Beden Terbiyesi Genel Müdürlüğü bünyesi içerisinde “Dağcılık ve Kış Sporları Federasyonu “olarak 1936 yılında ilk resmi hüviyetini kazandı. 1968 yılında Dağcılık birlikte yer alan kayak, sonrasında Türkiye Kayak Federasyonu adını aldı ve çalışmalarını sürdürdü.

Daha sonra 1986 yılında Türkiye Buz Pateni ve Kış Sporları Federasyonu adı altında faaliyetine devam etti, 1990 yılında da tekrar Türkiye Kayak Federasyonu olarak çalışmalarını sürdürmeye başladı.

Kayağın ilk çıkış şekli, insanların karda batmamak için çeşitli ağaçlardan çeşitli şekilde parçalar yapması olarak düşünülmektedir. Tarihçesi 5.000 yıl öncesine ait ilk kayaklar, dişbudak, betula ve çam ağaçlarından yapılmış olup, bunların kayganlığını artırmak için çam ağacından yapılanların tabanları katranla, betuladan yapılan kayaklarda deriyle kaplanmıştır.

Kayağın ilk ortaya çıktığı ve kullanıldığı bölgeler; Sibirya, Moğolistan ve Altaylardır. Daha sonra kullanım bölgeleri, Kuzey Amerika, Balkanlar, Anadolu ve Kuzeybatı yönünde İskandinavya ile İzlanda'ya doğru yayılmıştır. 1921 yılında İsveç'te bulunan çam ağacından yapılmış ilkel kayağın (Hoting Ski) 4.500 yaşında olduğu saptanmıştır.

İlk defa bir ulaşım aracı olarak Norveç, İsveç, Finlandiya ve bazı Doğu Avrupa ülkelerinde kullanılan kayak, 15. yy’den itibaren İsveç, Norveç, Polonya, ve Rusya tarafından askeri amaçlarla kullanılmaya başlanmıştır. Zaman içinde gelişerek bir spor aracı olarak benimsenmesi sonucunda, 1866'da Cristina'da ilk kez kayak yarışmaları düzenlenmiş, bu karşılaşmaya gösterilen büyük ilgi üzerine, 1879'da Oslo'da daha büyük bir organizasyon gerçekleştirilerek kayakla atlama yarışmaları yapılmıştır. Kayak sporunun anavatanı Norveç olarak kabul edilmektedir ve “ski” sözcüğü Norveç dilinde “uzun tahta parçası” anlamına gelmektedir.

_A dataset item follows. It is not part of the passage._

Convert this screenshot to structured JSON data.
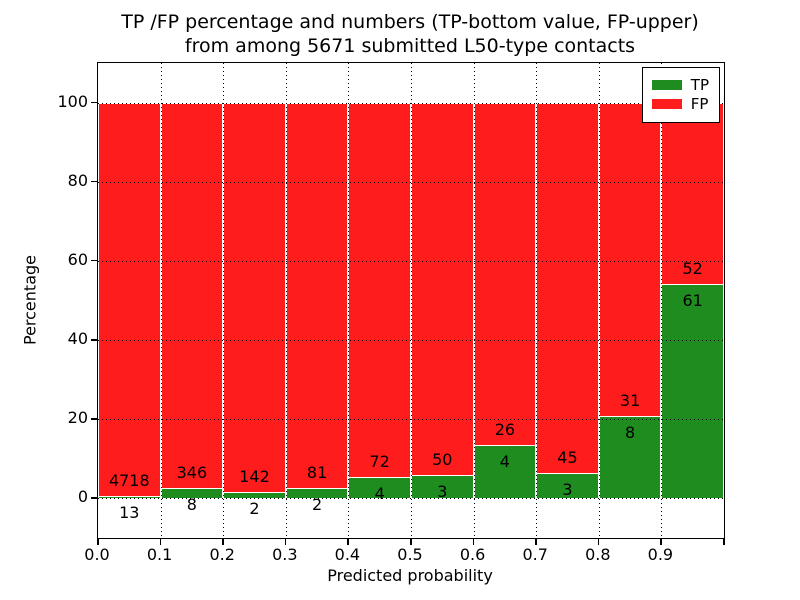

1880'li yıllarda Norveçli Fridtjof Nansen'in 6 kişilik ekibiyle Grönland'ın kuzey ucunu kayakla geçip, daha sonra "Grönland'da Kayakla Gezi" kitabını yayımlaması, kayağa gösterilen ilginin daha da artmasına neden oldu.

1896'da Mathias Zdarsky, Alp disiplininin temellerini oluşturan yeni teknikler bularak kayakta büyük bir devrim gerçekleştirmiştir.

Dünyadaki ilk kayak kulübü 1877'de, Fridtjof Nansen'in girişimleriyle Norveç'te "Ski Club de Cristina" adıyla kurulmuş, bunu 1890'da Almanya, 1894'te Avusturya, 1901'de Fransa ve 1903'te İngiltere'de kurulan kayak kulüpleri izlemiştir.

1924 yılında merkezi Bern'de olan Uluslararası Kayak Federasyonu (Federation International de Ski) FIS'in kurulmasıyla birlikte kayak, aynı yıl kış olimpiyatları programına dâhil edilmiştir. FIS'in ilk kez 1925'te düzenlediği "Kuzey Disiplini" ile 1931'de düzenlediği "Alp Disiplini" yarışları günümüzde her iki yılda bir, ayrı yerlerde ve birbirinden bağımsız olarak yapılmaktadır.

Modern kayak yarışmaları “Alp Disiplini” ve “Kuzey Disiplini” adı altında ikiye ayrılır.

Alp Disiplini kayak tekniği, Alp Dağları’nda başlamıştır ve yüksek hızla dik yamaçlardan iniş ile ters açılarla yerleştirilmiş bayrakların arasından geçilip yapılan manevra ve slalomları kapsar.

Kuzey Disiplini kayak tekniği ise Kuzey ülkelerinde yapılmaya başlanan, kayakla atlama, biatlon, kros, bayrak yarışı ve yürüme yarışlarını da kapsayan bir dayanıklılık sınavıdır.